Pisałem ostatnio w moim tekście dotyczącym najnowszego singla Białasa o wzmożonej aktywności raperów jeśli chodzi o polityczne dyskusje i deklaracje. Oratoryjne popisy Malika Montany zostały już skwitowane przez newonce, a za przekoloryzowany detektor hipokryzji nieprzerwanie robił Koza. No i właśnie tutaj coś się popsuło… Raper z Raszyna jest autorem takich hitów jak zarzucenie Białasowi seksizmu i braku szacunku do kobiet. O ile jednak samemu oskarżanemu brakowało ogłady w tekstach, tak oskarżający posunął się o krok dalej i brakło mu jej w realnym życiu, przez co dopuścił się molestowania seksualnego swojej partnerki. Nie sprawi mi przyjemności obśmiewanie już bardziej tej sytuacji z racji tego, że jestem zaprzyjaźniony z twórczością Kozy, a pomijając oczywistą hipokryzję sprawa tak naprawdę zabawna nie jest. Zarówno sam raper, jak i jego dziewczyna oraz ekipa potwierdzili, że zawiesza on swoją działalność w celu udania się na terapię, by wyzbyć się agresji i odstawić narkotyki. Nadzieją napawa fakt, że nasz sepleniący Ghostemane nie wypierał się zarzutów, nie starał przesadnie wybielać, tylko przyznał się i przyjął nieuniknioną krytykę na klatę. Ja od siebie przesyłam mentalne wsparcie, mam nadzieję, że Kamil jak najszybciej wróci zdrowy i znów będzie prowadził swoją karierę wkurwiającego i atencyjnego pseudointeligenta!

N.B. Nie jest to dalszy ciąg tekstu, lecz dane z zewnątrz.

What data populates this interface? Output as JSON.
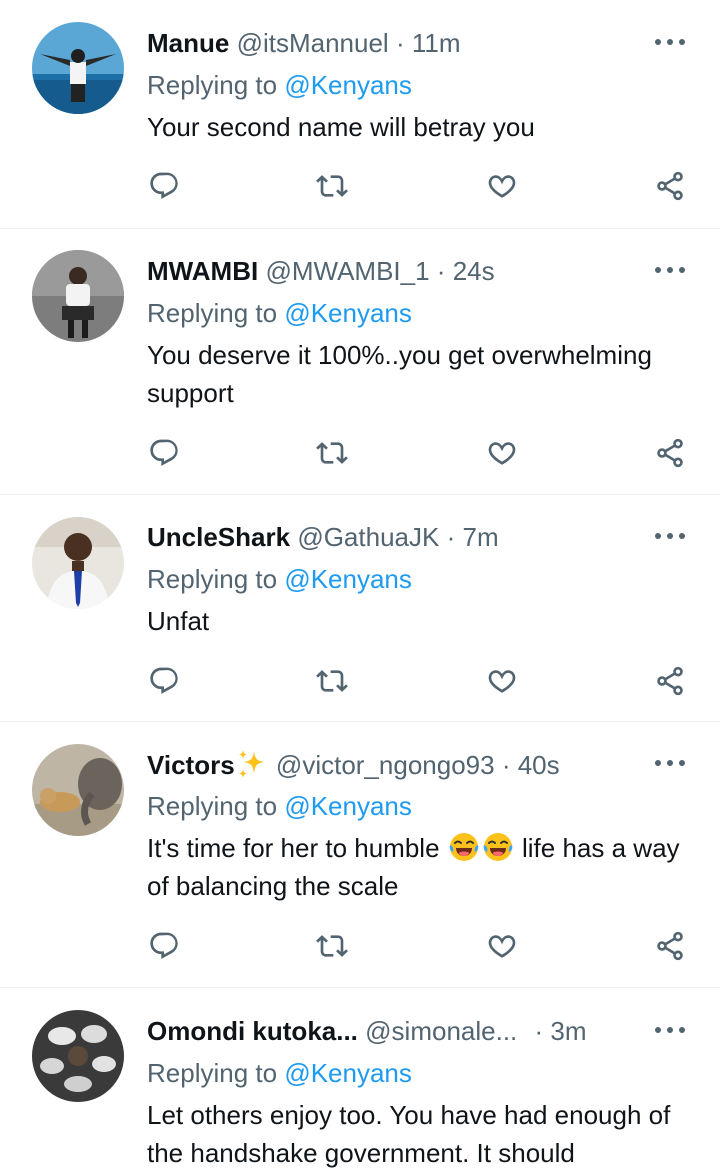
{
  "tweets": [
    {
      "name": "Manue",
      "handle": "@itsMannuel",
      "time": "11m",
      "replying_prefix": "Replying to",
      "replying_to": "@Kenyans",
      "text": "Your second name will betray you"
    },
    {
      "name": "MWAMBI",
      "handle": "@MWAMBI_1",
      "time": "24s",
      "replying_prefix": "Replying to",
      "replying_to": "@Kenyans",
      "text": "You deserve it 100%..you get overwhelming support"
    },
    {
      "name": "UncleShark",
      "handle": "@GathuaJK",
      "time": "7m",
      "replying_prefix": "Replying to",
      "replying_to": "@Kenyans",
      "text": "Unfat"
    },
    {
      "name": "Victors",
      "handle": "@victor_ngongo93",
      "time": "40s",
      "replying_prefix": "Replying to",
      "replying_to": "@Kenyans",
      "text_before": "It's time for her to humble",
      "text_after": "life has a way of balancing the scale"
    },
    {
      "name": "Omondi kutoka...",
      "handle": "@simonale...",
      "time": "3m",
      "replying_prefix": "Replying to",
      "replying_to": "@Kenyans",
      "text": "Let others enjoy too. You have had enough of the handshake government. It should"
    }
  ],
  "separator": "·",
  "icons": {
    "reply": "reply-icon",
    "retweet": "retweet-icon",
    "like": "heart-icon",
    "share": "share-icon",
    "more": "more-icon"
  },
  "colors": {
    "text": "#0f1419",
    "secondary": "#536471",
    "mention": "#1d9bf0",
    "divider": "#eff3f4"
  }
}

I to by było na tyle. Jak zwykle zaznaczam, że w swoim tekście szkalowałem zachowania, a nie osoby, a większości z wymienionych artystów regularnie słucham i czekam na nowości od nich. Do zobaczenia w następnej edycji rapu o jaki wszyscy walczyliśmy, a wydaje mi się, że materiału do kolejnych części będzie aż nad to.